Strict new training requirements for those who perform computerized tomography (CT) scans have just been issued by the Joint Commission.
CT scans are basically X-ray procedures that combine multiple images with the aid of a computer to generate cross-sectional and three-dimensional images of the inside of the body.
According to the Joint Commission, technicians in hospitals and healthcare organizations must now obtain advanced level certifications from the American Registry of Radiological Technicians (ARRT) or the Nuclear Medicine Technology Certification Board to perform these scans, to reduce the chances of patients being exposed to excessive radiation.
The regulations are needed.
The Centers for Disease Control and Prevention report that excessive exposure to radiation is a known cause of cancer as well as radiation sickness, acute radiation syndrome, prenatal problems, emotional and psychological distress and even death.
According to the Los Angeles Times, a simple setting error on a CT machine at the famed Cedars-Sinai Medical Center resulted in more than 200 different stoke victims getting brain scans at eight times the prescribed radiation levels.
The FDA’s Center for Devices and Radiological Health says those scans each delivered several hundred times the radiation of a chest X-ray. The average CT scan, it says, has roughly 100 times the radiation of a chest X-ray.
Inadequate training was a likely culprit in the Cedars-Sinai error.
Fortunately for patients in Indian River County, both hospitals here are ahead of the curve on this important health issue.
“In the year and a half I’ve been here, I have not hired anybody that is not [advanced CT] certified,” Matt McGill, Sebastian River Medical Center’s director of imaging services, told Radiology Today magazine in a recent interview.
Fourteen miles down the road at the Indian River Medical Center, Dan Cameron, director of imaging services at the Vero hospital, echoes McGill’s stance and his pride in his team.
“All of our CT techs have advanced certification in CT with the ARRT except for one tech who will be certified by the [Joint Commission] due date,” Cameron says.
In other words, both Vero-area hospitals are already in full compliance with these new Joint Commission requirements or will be before the deadline.
For those not familiar with it, the Joint Commission is an independent, non-profit body that administers the accreditation of hospitals and healthcare organizations nationwide and sets performance standards for patient care and safety.
Without this accreditation, hospitals risk losing billions in Medicare and Medicaid dollars along with multiple millions more in grants, subsidies, endowments and other sources of revenue.
That said, the Joint Commission does not regulate, accredit or oversee the operations of non-hospital-affiliated physicians, independent imaging services or the host of other facilities where radiology is used.

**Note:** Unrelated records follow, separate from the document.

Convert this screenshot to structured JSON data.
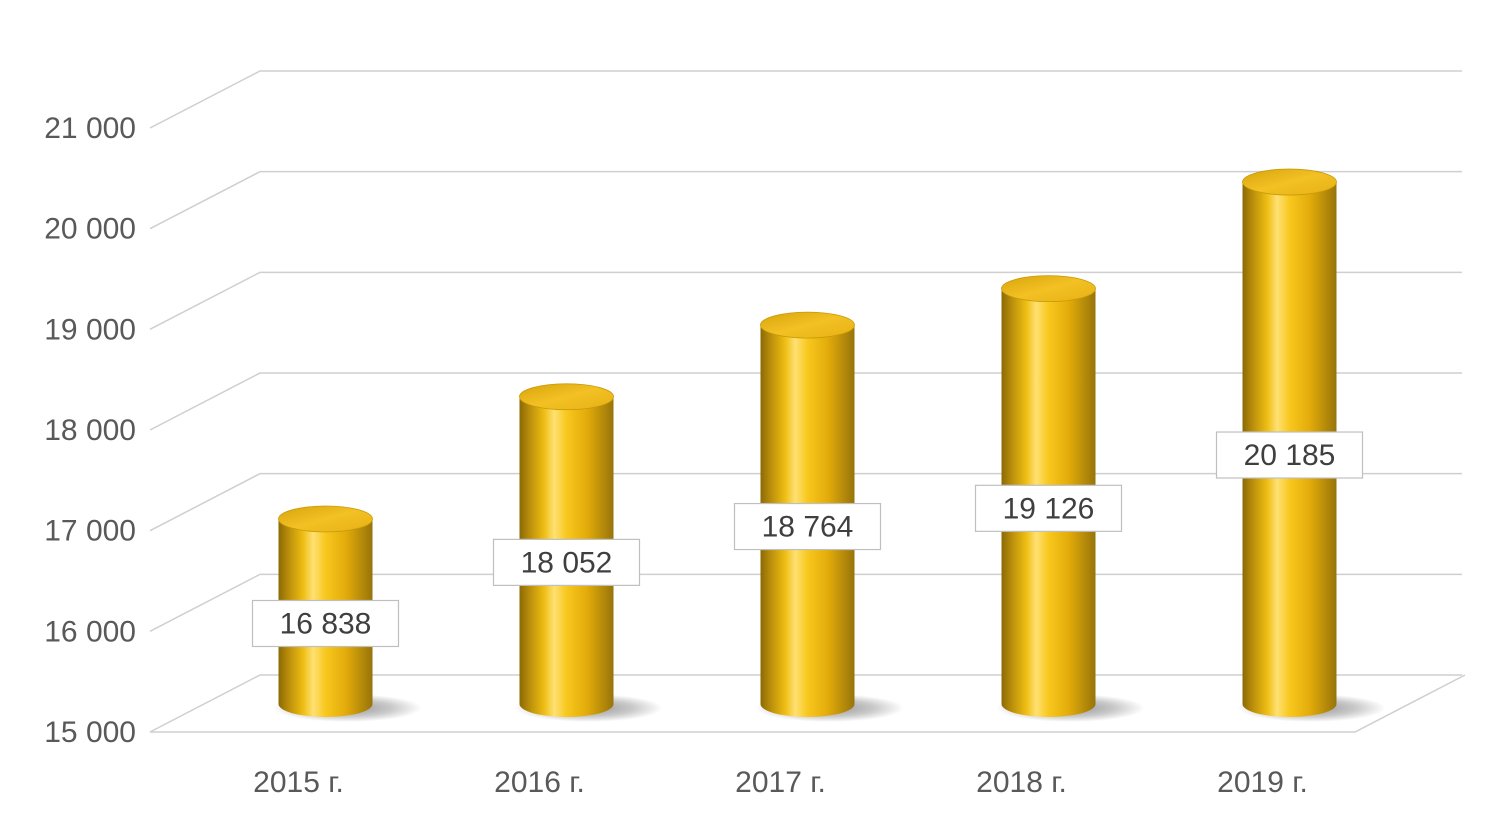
{
  "chart_data": {
    "type": "bar",
    "subtype": "3d-cylinder",
    "categories": [
      "2015 г.",
      "2016 г.",
      "2017 г.",
      "2018 г.",
      "2019 г."
    ],
    "values": [
      16838,
      18052,
      18764,
      19126,
      20185
    ],
    "data_labels": [
      "16 838",
      "18 052",
      "18 764",
      "19 126",
      "20 185"
    ],
    "title": "",
    "xlabel": "",
    "ylabel": "",
    "ylim": [
      15000,
      21000
    ],
    "ytick_interval": 1000,
    "ytick_labels": [
      "15 000",
      "16 000",
      "17 000",
      "18 000",
      "19 000",
      "20 000",
      "21 000"
    ],
    "grid": true,
    "legend": false,
    "colors": {
      "background": "#FFFFFF",
      "gridline": "#CFCFCF",
      "axis_text": "#595959",
      "bar_edge_dark": "#8A6A05",
      "bar_mid": "#EEBD12",
      "bar_highlight": "#FFE173",
      "bar_main": "#F8C81E",
      "bar_right": "#97740A",
      "bar_top_dark": "#D7A30B",
      "bar_top_light": "#F3C124",
      "shadow": "#404040",
      "data_label_text": "#3F3F3F",
      "data_label_border": "#BFBFBF",
      "data_label_bg": "#FFFFFF"
    }
  }
}
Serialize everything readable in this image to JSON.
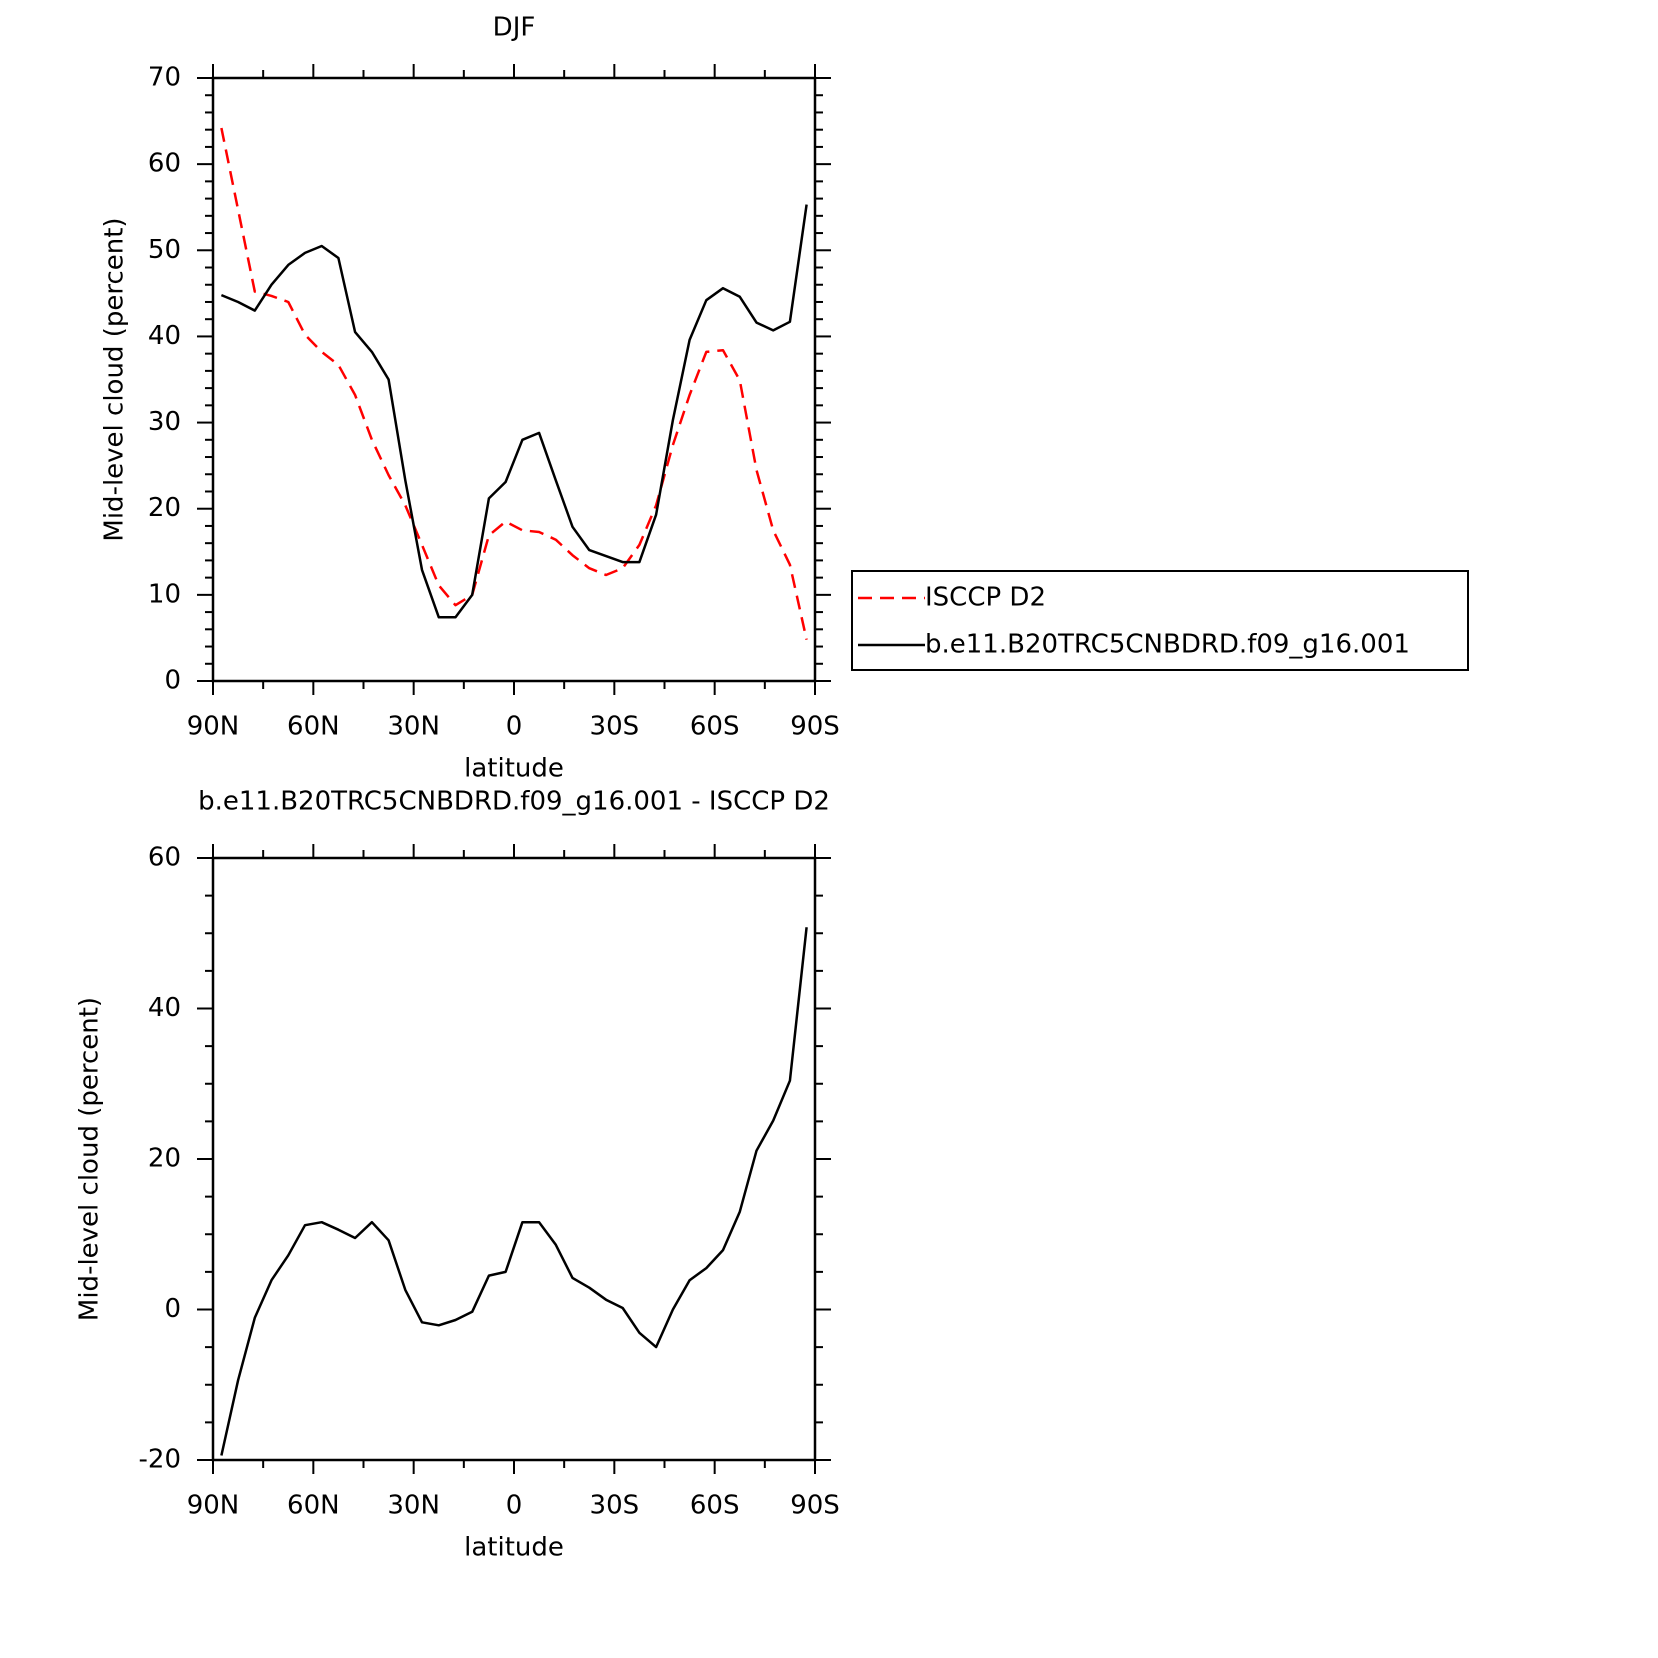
{
  "chart_data": [
    {
      "type": "line",
      "title": "DJF",
      "xlabel": "latitude",
      "ylabel": "Mid-level cloud (percent)",
      "x": [
        87.5,
        82.5,
        77.5,
        72.5,
        67.5,
        62.5,
        57.5,
        52.5,
        47.5,
        42.5,
        37.5,
        32.5,
        27.5,
        22.5,
        17.5,
        12.5,
        7.5,
        2.5,
        -2.5,
        -7.5,
        -12.5,
        -17.5,
        -22.5,
        -27.5,
        -32.5,
        -37.5,
        -42.5,
        -47.5,
        -52.5,
        -57.5,
        -62.5,
        -67.5,
        -72.5,
        -77.5,
        -82.5,
        -87.5
      ],
      "series": [
        {
          "name": "ISCCP D2",
          "color": "#ff0000",
          "dash": "dashed",
          "values": [
            64.2,
            54.7,
            45.2,
            44.7,
            44,
            40.2,
            38.2,
            36.7,
            33.2,
            28,
            23.9,
            20.4,
            15.8,
            11.1,
            8.8,
            10,
            16.9,
            18.5,
            17.5,
            17.3,
            16.4,
            14.6,
            13.1,
            12.3,
            13.1,
            15.8,
            20.4,
            27.4,
            33.2,
            38.2,
            38.4,
            34.9,
            24.5,
            17.5,
            13.5,
            4.8
          ]
        },
        {
          "name": "b.e11.B20TRC5CNBDRD.f09_g16.001",
          "color": "#000000",
          "dash": "solid",
          "values": [
            44.8,
            44,
            43,
            46,
            48.3,
            49.7,
            50.5,
            49.1,
            40.5,
            38.2,
            35,
            23.3,
            12.9,
            7.4,
            7.4,
            10,
            21.2,
            23.1,
            28,
            28.8,
            23.3,
            17.9,
            15.2,
            14.5,
            13.8,
            13.8,
            19.3,
            30.3,
            39.6,
            44.2,
            45.6,
            44.6,
            41.6,
            40.7,
            41.7,
            55.3
          ]
        }
      ],
      "xlim": [
        90,
        -90
      ],
      "xticks": [
        {
          "value": 90,
          "label": "90N"
        },
        {
          "value": 60,
          "label": "60N"
        },
        {
          "value": 30,
          "label": "30N"
        },
        0,
        {
          "value": -30,
          "label": "30S"
        },
        {
          "value": -60,
          "label": "60S"
        },
        {
          "value": -90,
          "label": "90S"
        }
      ],
      "xminorticks": [
        75,
        45,
        15,
        -15,
        -45,
        -75
      ],
      "ylim": [
        0,
        70
      ],
      "yticks": [
        0,
        10,
        20,
        30,
        40,
        50,
        60,
        70
      ],
      "yminorticks": [
        2,
        4,
        6,
        8,
        12,
        14,
        16,
        18,
        22,
        24,
        26,
        28,
        32,
        34,
        36,
        38,
        42,
        44,
        46,
        48,
        52,
        54,
        56,
        58,
        62,
        64,
        66,
        68
      ],
      "legend": "right"
    },
    {
      "type": "line",
      "title": "b.e11.B20TRC5CNBDRD.f09_g16.001 - ISCCP D2",
      "xlabel": "latitude",
      "ylabel": "Mid-level cloud (percent)",
      "x": [
        87.5,
        82.5,
        77.5,
        72.5,
        67.5,
        62.5,
        57.5,
        52.5,
        47.5,
        42.5,
        37.5,
        32.5,
        27.5,
        22.5,
        17.5,
        12.5,
        7.5,
        2.5,
        -2.5,
        -7.5,
        -12.5,
        -17.5,
        -22.5,
        -27.5,
        -32.5,
        -37.5,
        -42.5,
        -47.5,
        -52.5,
        -57.5,
        -62.5,
        -67.5,
        -72.5,
        -77.5,
        -82.5,
        -87.5
      ],
      "color": "#000000",
      "values": [
        -19.4,
        -9.4,
        -1.1,
        3.9,
        7.2,
        11.2,
        11.6,
        10.6,
        9.5,
        11.6,
        9.2,
        2.6,
        -1.7,
        -2.1,
        -1.4,
        -0.3,
        4.5,
        5,
        11.6,
        11.6,
        8.6,
        4.2,
        2.9,
        1.3,
        0.2,
        -3.1,
        -5,
        0,
        3.9,
        5.5,
        7.9,
        13,
        21.1,
        25.1,
        30.4,
        50.8
      ],
      "xlim": [
        90,
        -90
      ],
      "xticks": [
        {
          "value": 90,
          "label": "90N"
        },
        {
          "value": 60,
          "label": "60N"
        },
        {
          "value": 30,
          "label": "30N"
        },
        0,
        {
          "value": -30,
          "label": "30S"
        },
        {
          "value": -60,
          "label": "60S"
        },
        {
          "value": -90,
          "label": "90S"
        }
      ],
      "xminorticks": [
        75,
        45,
        15,
        -15,
        -45,
        -75
      ],
      "ylim": [
        -20,
        60
      ],
      "yticks": [
        -20,
        0,
        20,
        40,
        60
      ],
      "yminorticks": [
        -15,
        -10,
        -5,
        5,
        10,
        15,
        25,
        30,
        35,
        45,
        50,
        55
      ]
    }
  ]
}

So, consumers need to be vigilant.
The same radiation that provides doctors with incredibly accurate diagnostic and treatment tools can – when used improperly or to excess – actually harm patients or even take their lives instead of helping them.
Asked how these new Joint Commission regulations will benefit patients, McGill says, “They’ll give the technologist the knowledge on how to adjust parameters that already exist in the equipment. The technologist can look at the patient, judge the patient’s size and the type of exam that they’re doing and adjust the computer so that the dose [of radiation] is the least required to be able to get an adequate image for the radiologist to read.”
“The staff here work with the manager or director of the department – in this case myself – and we go over the goals we have. The prototypes are then reviewed by the radiologist, by the physicist and by the original equipment manufacturer that comes in for that piece of equipment.”
McGill summarizes, “For me, you want the people who have the most knowledge to be doing the job.”
Asked if the newly required training would allow technicians to question doctors’ orders, McGill pauses and then says, “The short answer would be yes. Any technologist would be empowered to question what they would be doing. You don’t want to just do what someone says to do.”
The new certification regulations and the care taken by hospitals here are critically important, in part because of the extensive and increasing use of CT scans.
In 1980, roughly 3 million CT scans were performed nationwide. Today that figure is in the 80-90 million range. That’s nearly one-third of the U.S. population getting CT scans, and 30 times the scans could mean 30 times the errors. That’s exactly what the Joint Commission is seeking to avoid.
McGill offers the following advice for patients whose doctor orders CT scans: “I think, from the patient perspective, if they’re comfortable with their physician, they should trust that [he or she] would only order something that is medically necessary.”
“However,” McGill continues, “it is to the patient’s benefit to seek out having those tests done somewhere that utilizes Joint Commission accreditation; utilizes staff that is advanced-CT certified; utilizes equipment that is kept up to date by the original equipment manufacturer and utilizes hospital and scanning equipment that has ACR accreditation. That way, when they get their test it is with the least amount of radiation [needed for a successful procedure].”